I own a four volume set of George Orwell’s journalism, letters, and essays. Once upon a time, back when I had oceans of time in graduate school, I read the first half of one volume. The flap of that book has been marking my place halfway through for over a decade now, though, and I perhaps ought to give up on the idea that I’m ever going to read any more of it, but I won’t. After all, I have the day off today and my son is in daycare. Perhaps I’ll read some more today.
I’ve written already to my seventeen year old self, but it’s my twenty-seven year old self I think of more these days. She was a mess, but she didn’t realize how lucky she was: in a writing graduate program with very few requirements, earning enough money as a teaching assistant to live quite nicely, nothing to do with large swaths of time but read and write. I’d kill for that existence now, or so I think. Perhaps it would leave me just as depressed and paralyzed now as it did then.
I have spent half a lifetime being treated for depression and anxiety, sometimes successfully, sometimes less so. Lately it’s been less so, which is part of why this week’s essay is so late and so scattered. I can’t wrap my head around much of anything, much less write it down.

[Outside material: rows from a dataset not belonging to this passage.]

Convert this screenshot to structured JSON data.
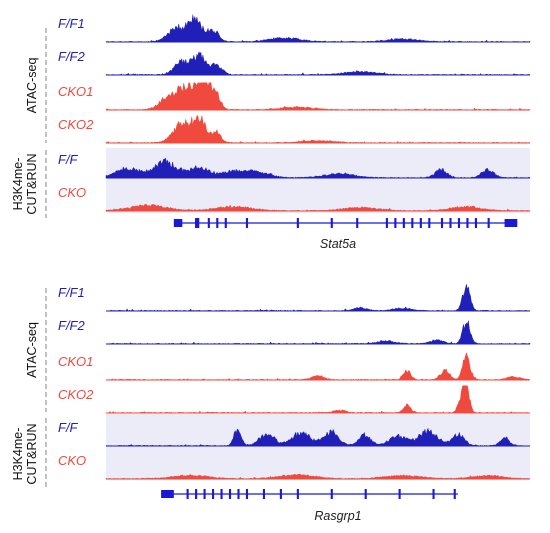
{
  "colors": {
    "wt": "#2020b8",
    "cko": "#f04a3e",
    "cut_bg": "#ececf8",
    "gene": "#1a1ad6",
    "divider": "#999999"
  },
  "panels": [
    {
      "gene_label": "Stat5a",
      "groups": [
        {
          "lines": [
            "ATAC-seq"
          ]
        },
        {
          "lines": [
            "H3K4me-",
            "CUT&RUN"
          ]
        }
      ],
      "tracks": [
        {
          "label": "F/F1",
          "color_key": "wt",
          "peaks": [
            [
              0.17,
              0.55,
              0.03
            ],
            [
              0.21,
              0.8,
              0.02
            ],
            [
              0.25,
              0.45,
              0.02
            ],
            [
              0.42,
              0.15,
              0.05
            ],
            [
              0.7,
              0.1,
              0.05
            ]
          ]
        },
        {
          "label": "F/F2",
          "color_key": "wt",
          "peaks": [
            [
              0.18,
              0.5,
              0.025
            ],
            [
              0.22,
              0.7,
              0.02
            ],
            [
              0.26,
              0.35,
              0.02
            ],
            [
              0.6,
              0.12,
              0.05
            ]
          ]
        },
        {
          "label": "CKO1",
          "color_key": "cko",
          "peaks": [
            [
              0.14,
              0.3,
              0.025
            ],
            [
              0.19,
              0.85,
              0.04
            ],
            [
              0.23,
              1.0,
              0.02
            ],
            [
              0.26,
              0.55,
              0.015
            ],
            [
              0.45,
              0.1,
              0.05
            ]
          ]
        },
        {
          "label": "CKO2",
          "color_key": "cko",
          "peaks": [
            [
              0.18,
              0.7,
              0.03
            ],
            [
              0.22,
              0.95,
              0.02
            ],
            [
              0.26,
              0.4,
              0.015
            ],
            [
              0.5,
              0.08,
              0.05
            ]
          ]
        },
        {
          "label": "F/F",
          "color_key": "wt",
          "peaks": [
            [
              0.05,
              0.35,
              0.04
            ],
            [
              0.14,
              0.6,
              0.04
            ],
            [
              0.22,
              0.4,
              0.03
            ],
            [
              0.3,
              0.25,
              0.04
            ],
            [
              0.36,
              0.2,
              0.04
            ],
            [
              0.55,
              0.15,
              0.05
            ],
            [
              0.79,
              0.3,
              0.02
            ],
            [
              0.9,
              0.3,
              0.02
            ]
          ]
        },
        {
          "label": "CKO",
          "color_key": "cko",
          "peaks": [
            [
              0.1,
              0.2,
              0.06
            ],
            [
              0.3,
              0.15,
              0.06
            ],
            [
              0.6,
              0.12,
              0.06
            ],
            [
              0.85,
              0.15,
              0.05
            ]
          ]
        }
      ],
      "gene_model": {
        "line": [
          0.16,
          0.97
        ],
        "thin": [
          0.21,
          0.96
        ],
        "exons": [
          [
            0.16,
            0.18
          ],
          [
            0.21,
            0.22
          ],
          [
            0.24,
            0.245
          ],
          [
            0.26,
            0.265
          ],
          [
            0.28,
            0.285
          ],
          [
            0.33,
            0.335
          ],
          [
            0.45,
            0.455
          ],
          [
            0.53,
            0.535
          ],
          [
            0.59,
            0.595
          ],
          [
            0.66,
            0.665
          ],
          [
            0.68,
            0.685
          ],
          [
            0.7,
            0.705
          ],
          [
            0.72,
            0.725
          ],
          [
            0.74,
            0.745
          ],
          [
            0.76,
            0.765
          ],
          [
            0.79,
            0.795
          ],
          [
            0.81,
            0.815
          ],
          [
            0.83,
            0.835
          ],
          [
            0.85,
            0.855
          ],
          [
            0.87,
            0.875
          ],
          [
            0.9,
            0.905
          ],
          [
            0.94,
            0.97
          ]
        ]
      }
    },
    {
      "gene_label": "Rasgrp1",
      "groups": [
        {
          "lines": [
            "ATAC-seq"
          ]
        },
        {
          "lines": [
            "H3K4me-",
            "CUT&RUN"
          ]
        }
      ],
      "tracks": [
        {
          "label": "F/F1",
          "color_key": "wt",
          "peaks": [
            [
              0.85,
              0.9,
              0.012
            ],
            [
              0.6,
              0.12,
              0.02
            ],
            [
              0.7,
              0.1,
              0.03
            ]
          ]
        },
        {
          "label": "F/F2",
          "color_key": "wt",
          "peaks": [
            [
              0.85,
              0.85,
              0.012
            ],
            [
              0.78,
              0.15,
              0.02
            ],
            [
              0.66,
              0.1,
              0.03
            ]
          ]
        },
        {
          "label": "CKO1",
          "color_key": "cko",
          "peaks": [
            [
              0.71,
              0.35,
              0.012
            ],
            [
              0.8,
              0.35,
              0.015
            ],
            [
              0.85,
              0.9,
              0.012
            ],
            [
              0.5,
              0.15,
              0.02
            ],
            [
              0.96,
              0.12,
              0.02
            ]
          ]
        },
        {
          "label": "CKO2",
          "color_key": "cko",
          "peaks": [
            [
              0.71,
              0.3,
              0.012
            ],
            [
              0.84,
              0.55,
              0.012
            ],
            [
              0.85,
              1.0,
              0.01
            ],
            [
              0.55,
              0.1,
              0.02
            ]
          ]
        },
        {
          "label": "F/F",
          "color_key": "wt",
          "peaks": [
            [
              0.31,
              0.6,
              0.012
            ],
            [
              0.38,
              0.45,
              0.025
            ],
            [
              0.46,
              0.5,
              0.03
            ],
            [
              0.53,
              0.55,
              0.025
            ],
            [
              0.61,
              0.4,
              0.02
            ],
            [
              0.69,
              0.35,
              0.03
            ],
            [
              0.76,
              0.55,
              0.03
            ],
            [
              0.83,
              0.45,
              0.02
            ],
            [
              0.94,
              0.3,
              0.015
            ]
          ]
        },
        {
          "label": "CKO",
          "color_key": "cko",
          "peaks": [
            [
              0.2,
              0.12,
              0.06
            ],
            [
              0.45,
              0.15,
              0.06
            ],
            [
              0.7,
              0.12,
              0.06
            ],
            [
              0.9,
              0.12,
              0.05
            ]
          ]
        }
      ],
      "gene_model": {
        "line": [
          0.13,
          0.83
        ],
        "thin": [
          0.16,
          0.83
        ],
        "exons": [
          [
            0.13,
            0.16
          ],
          [
            0.19,
            0.195
          ],
          [
            0.21,
            0.215
          ],
          [
            0.23,
            0.235
          ],
          [
            0.25,
            0.255
          ],
          [
            0.27,
            0.275
          ],
          [
            0.29,
            0.295
          ],
          [
            0.31,
            0.315
          ],
          [
            0.33,
            0.335
          ],
          [
            0.37,
            0.375
          ],
          [
            0.41,
            0.415
          ],
          [
            0.45,
            0.455
          ],
          [
            0.53,
            0.535
          ],
          [
            0.61,
            0.615
          ],
          [
            0.69,
            0.695
          ],
          [
            0.77,
            0.775
          ],
          [
            0.82,
            0.825
          ]
        ]
      }
    }
  ]
}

My study is impassable at the moment due to boxes of books and boxes and piles of… other things. A bag of assorted cords and cables. A battery charger, A toy truck, An ancient lockbox. I’m not sure what else. It’s of course classic writerly denial to believe one can’t work because one’s study isn’t clear, but I cling to denial as hard as the next would be writer, and so the clutter is distressing me. I’m working on it: this morning I unpacked four or five boxes of books (discovering the Orwell in the process), but there are yet more, plus, of course, the toy truck and the lockbox and the battery charger and the assorted cords and cables, none of which have a home.

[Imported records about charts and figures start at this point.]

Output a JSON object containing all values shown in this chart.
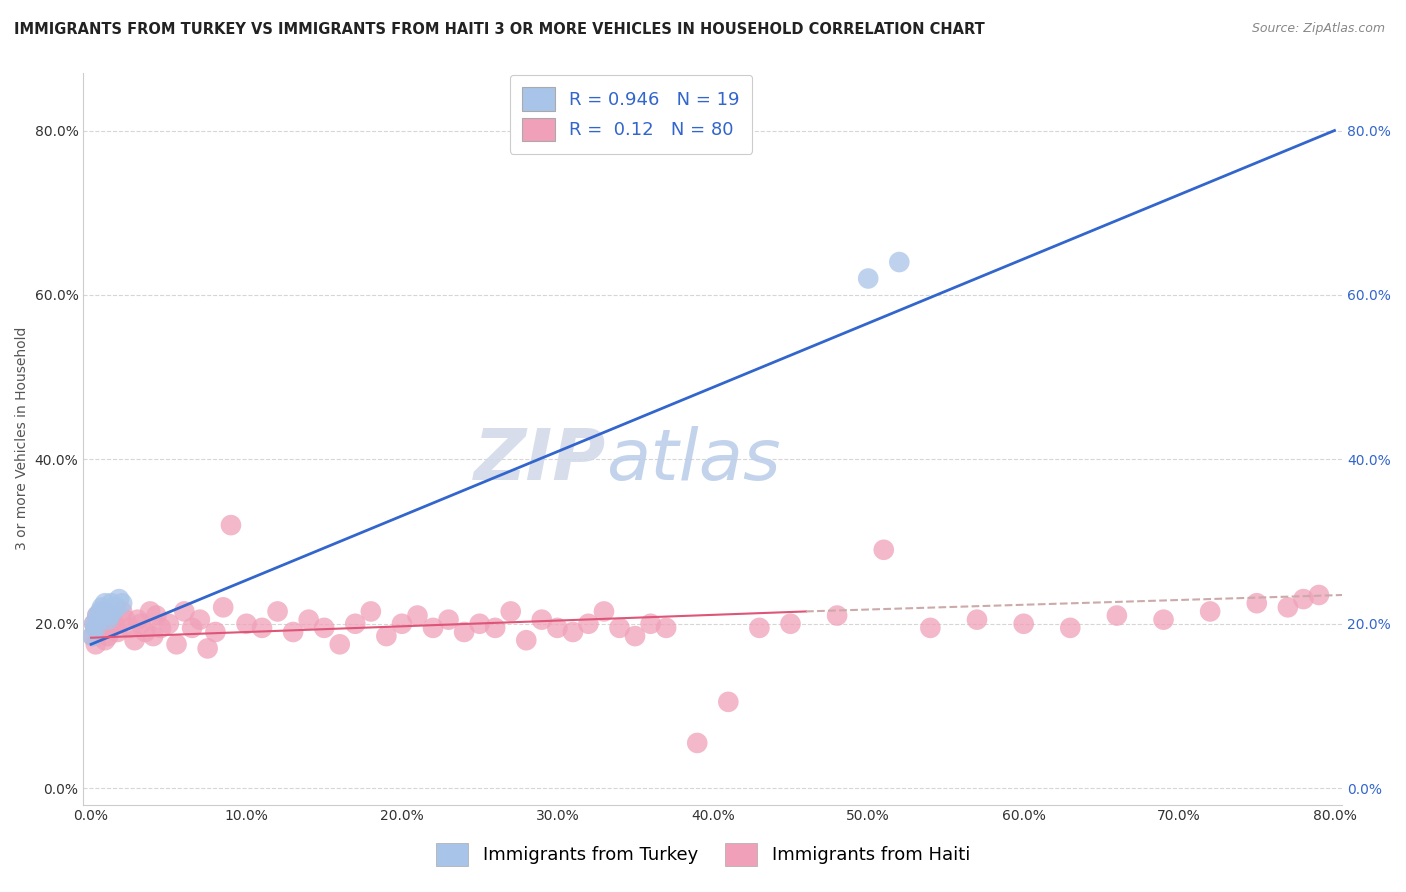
{
  "title": "IMMIGRANTS FROM TURKEY VS IMMIGRANTS FROM HAITI 3 OR MORE VEHICLES IN HOUSEHOLD CORRELATION CHART",
  "source": "Source: ZipAtlas.com",
  "ylabel": "3 or more Vehicles in Household",
  "legend_label1": "Immigrants from Turkey",
  "legend_label2": "Immigrants from Haiti",
  "turkey_R": 0.946,
  "turkey_N": 19,
  "haiti_R": 0.12,
  "haiti_N": 80,
  "turkey_color": "#a8c4e8",
  "haiti_color": "#f0a0b8",
  "turkey_line_color": "#3366cc",
  "haiti_line_color": "#dd5577",
  "haiti_line_dash_color": "#ccaaaa",
  "bg_color": "#ffffff",
  "grid_color": "#cccccc",
  "xlim": [
    -0.005,
    0.805
  ],
  "ylim": [
    -0.02,
    0.87
  ],
  "x_ticks": [
    0.0,
    0.1,
    0.2,
    0.3,
    0.4,
    0.5,
    0.6,
    0.7,
    0.8
  ],
  "y_ticks": [
    0.0,
    0.2,
    0.4,
    0.6,
    0.8
  ],
  "turkey_x": [
    0.001,
    0.002,
    0.003,
    0.004,
    0.005,
    0.006,
    0.007,
    0.008,
    0.009,
    0.01,
    0.011,
    0.012,
    0.013,
    0.014,
    0.016,
    0.018,
    0.02,
    0.5,
    0.52
  ],
  "turkey_y": [
    0.185,
    0.2,
    0.195,
    0.21,
    0.205,
    0.215,
    0.22,
    0.21,
    0.225,
    0.215,
    0.205,
    0.21,
    0.225,
    0.215,
    0.22,
    0.23,
    0.225,
    0.62,
    0.64
  ],
  "haiti_x": [
    0.001,
    0.002,
    0.003,
    0.004,
    0.005,
    0.006,
    0.007,
    0.008,
    0.009,
    0.01,
    0.011,
    0.012,
    0.013,
    0.015,
    0.017,
    0.02,
    0.022,
    0.025,
    0.028,
    0.03,
    0.032,
    0.035,
    0.038,
    0.04,
    0.042,
    0.045,
    0.05,
    0.055,
    0.06,
    0.065,
    0.07,
    0.075,
    0.08,
    0.085,
    0.09,
    0.1,
    0.11,
    0.12,
    0.13,
    0.14,
    0.15,
    0.16,
    0.17,
    0.18,
    0.19,
    0.2,
    0.21,
    0.22,
    0.23,
    0.24,
    0.25,
    0.26,
    0.27,
    0.28,
    0.29,
    0.3,
    0.31,
    0.32,
    0.33,
    0.34,
    0.35,
    0.36,
    0.37,
    0.39,
    0.41,
    0.43,
    0.45,
    0.48,
    0.51,
    0.54,
    0.57,
    0.6,
    0.63,
    0.66,
    0.69,
    0.72,
    0.75,
    0.77,
    0.78,
    0.79
  ],
  "haiti_y": [
    0.185,
    0.2,
    0.175,
    0.21,
    0.19,
    0.205,
    0.195,
    0.215,
    0.18,
    0.2,
    0.185,
    0.195,
    0.21,
    0.2,
    0.19,
    0.215,
    0.205,
    0.195,
    0.18,
    0.205,
    0.2,
    0.19,
    0.215,
    0.185,
    0.21,
    0.195,
    0.2,
    0.175,
    0.215,
    0.195,
    0.205,
    0.17,
    0.19,
    0.22,
    0.32,
    0.2,
    0.195,
    0.215,
    0.19,
    0.205,
    0.195,
    0.175,
    0.2,
    0.215,
    0.185,
    0.2,
    0.21,
    0.195,
    0.205,
    0.19,
    0.2,
    0.195,
    0.215,
    0.18,
    0.205,
    0.195,
    0.19,
    0.2,
    0.215,
    0.195,
    0.185,
    0.2,
    0.195,
    0.055,
    0.105,
    0.195,
    0.2,
    0.21,
    0.29,
    0.195,
    0.205,
    0.2,
    0.195,
    0.21,
    0.205,
    0.215,
    0.225,
    0.22,
    0.23,
    0.235
  ],
  "watermark_zip": "ZIP",
  "watermark_atlas": "atlas",
  "title_fontsize": 10.5,
  "axis_label_fontsize": 10,
  "tick_fontsize": 10,
  "legend_fontsize": 13
}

There’s also my old telephone, which I should just pitch and will once I can get myself to throw out with it the things that people wrote on it over the years. It’s a basic off white phone from AT&T, and its model number was 700, so my friend wrote on it in Sharpie “700 Club Member Complimentary Phone.” That started a trend, and soon other people were writing things on it, some swapping in the word phone for another in a line from a book or song (“The phone was forced to lie flat and bare as the palm of his hand,” “I spent four years prostrate to the higher mind, got my phone and I was free,” Telephone Planet, Singin’ in the Telephone), others just making phone references (“ALL CALL BRAK!”). I had to go get the phone to remember all those — there are more, but some have worn off over the years, and the whole thing is dingy.

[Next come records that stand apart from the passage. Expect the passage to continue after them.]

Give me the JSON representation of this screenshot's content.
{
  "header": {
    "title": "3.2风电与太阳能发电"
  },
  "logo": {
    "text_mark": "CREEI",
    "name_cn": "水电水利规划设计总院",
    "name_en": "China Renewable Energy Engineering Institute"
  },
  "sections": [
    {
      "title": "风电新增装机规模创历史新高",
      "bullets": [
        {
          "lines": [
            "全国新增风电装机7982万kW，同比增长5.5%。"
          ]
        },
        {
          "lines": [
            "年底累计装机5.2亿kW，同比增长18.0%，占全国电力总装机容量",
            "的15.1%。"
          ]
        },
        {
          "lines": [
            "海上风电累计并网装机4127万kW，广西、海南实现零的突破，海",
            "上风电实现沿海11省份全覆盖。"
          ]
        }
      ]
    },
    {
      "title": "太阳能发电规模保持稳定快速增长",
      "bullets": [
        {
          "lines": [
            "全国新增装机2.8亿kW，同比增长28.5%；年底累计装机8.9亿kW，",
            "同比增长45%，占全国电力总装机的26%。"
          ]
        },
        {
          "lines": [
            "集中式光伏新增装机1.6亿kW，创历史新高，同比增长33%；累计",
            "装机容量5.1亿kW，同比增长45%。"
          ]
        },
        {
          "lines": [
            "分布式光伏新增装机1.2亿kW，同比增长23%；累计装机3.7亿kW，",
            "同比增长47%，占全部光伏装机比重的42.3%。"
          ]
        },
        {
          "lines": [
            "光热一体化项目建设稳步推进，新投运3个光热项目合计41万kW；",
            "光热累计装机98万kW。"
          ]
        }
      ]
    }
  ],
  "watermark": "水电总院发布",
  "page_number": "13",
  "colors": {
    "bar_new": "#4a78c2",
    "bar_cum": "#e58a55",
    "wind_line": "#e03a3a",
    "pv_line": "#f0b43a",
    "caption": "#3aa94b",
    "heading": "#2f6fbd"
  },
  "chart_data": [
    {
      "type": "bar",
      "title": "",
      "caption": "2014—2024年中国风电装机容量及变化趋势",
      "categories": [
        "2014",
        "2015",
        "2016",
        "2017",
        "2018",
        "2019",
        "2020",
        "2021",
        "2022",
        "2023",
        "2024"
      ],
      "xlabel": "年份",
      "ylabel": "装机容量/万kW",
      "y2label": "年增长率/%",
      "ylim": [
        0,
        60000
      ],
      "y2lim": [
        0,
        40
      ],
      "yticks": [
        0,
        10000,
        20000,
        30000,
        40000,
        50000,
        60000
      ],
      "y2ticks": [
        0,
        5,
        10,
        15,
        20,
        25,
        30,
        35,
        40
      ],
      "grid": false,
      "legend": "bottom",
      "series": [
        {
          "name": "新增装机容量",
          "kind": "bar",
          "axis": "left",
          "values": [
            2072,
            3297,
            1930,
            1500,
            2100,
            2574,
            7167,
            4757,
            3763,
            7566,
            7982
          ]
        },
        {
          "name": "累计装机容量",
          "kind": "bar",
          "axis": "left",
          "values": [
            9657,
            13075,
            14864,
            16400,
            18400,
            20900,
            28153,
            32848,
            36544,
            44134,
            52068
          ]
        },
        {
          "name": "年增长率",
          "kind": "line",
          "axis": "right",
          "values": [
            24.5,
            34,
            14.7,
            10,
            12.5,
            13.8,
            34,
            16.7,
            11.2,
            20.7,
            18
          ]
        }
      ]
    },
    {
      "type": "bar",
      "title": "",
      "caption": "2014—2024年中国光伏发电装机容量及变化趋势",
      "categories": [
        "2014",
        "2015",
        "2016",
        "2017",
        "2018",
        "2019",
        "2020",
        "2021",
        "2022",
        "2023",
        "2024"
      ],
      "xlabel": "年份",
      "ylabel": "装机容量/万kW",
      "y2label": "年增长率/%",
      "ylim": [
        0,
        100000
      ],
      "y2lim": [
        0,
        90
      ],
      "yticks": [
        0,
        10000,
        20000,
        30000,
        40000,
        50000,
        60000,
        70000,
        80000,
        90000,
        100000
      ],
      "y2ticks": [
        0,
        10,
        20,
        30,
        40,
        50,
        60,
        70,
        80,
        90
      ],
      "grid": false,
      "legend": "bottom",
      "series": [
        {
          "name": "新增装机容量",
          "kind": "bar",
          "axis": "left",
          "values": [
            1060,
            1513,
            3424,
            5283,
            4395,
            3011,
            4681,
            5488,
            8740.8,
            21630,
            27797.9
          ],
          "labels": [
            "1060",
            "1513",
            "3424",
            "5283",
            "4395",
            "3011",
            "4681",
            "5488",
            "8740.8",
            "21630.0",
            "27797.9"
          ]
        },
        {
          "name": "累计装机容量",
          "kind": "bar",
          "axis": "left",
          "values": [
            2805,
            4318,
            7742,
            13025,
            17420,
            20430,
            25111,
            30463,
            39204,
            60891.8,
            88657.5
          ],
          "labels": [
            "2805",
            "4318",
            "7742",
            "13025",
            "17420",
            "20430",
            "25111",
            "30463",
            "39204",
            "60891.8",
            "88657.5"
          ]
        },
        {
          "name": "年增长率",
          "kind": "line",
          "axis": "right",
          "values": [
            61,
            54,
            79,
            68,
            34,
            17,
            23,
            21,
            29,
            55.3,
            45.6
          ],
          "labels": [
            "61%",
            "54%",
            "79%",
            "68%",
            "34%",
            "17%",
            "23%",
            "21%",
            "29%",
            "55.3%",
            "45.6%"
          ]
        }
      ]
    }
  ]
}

There. I did it. I put it in the trash can. This essay will be the memorial to my first telephone, which I got in high school and used up until I gave up on landlines all together when I moved back to Iowa six years ago.
I had other phones in there, because eventually I wanted cordless phones. I had a purple one I was quite fond of for a time, and later a svelte black one. But I always kept the 700 Club phone around, it being important to have a phone that wasn’t cordless in case your cordless phone died.
I used to spend many hours on the phone talking with friends, and now I never do in part because now I don’t have those swaths of time anymore and in part because now I rather hate the phone. But I’m nostalgic for the days when I didn’t.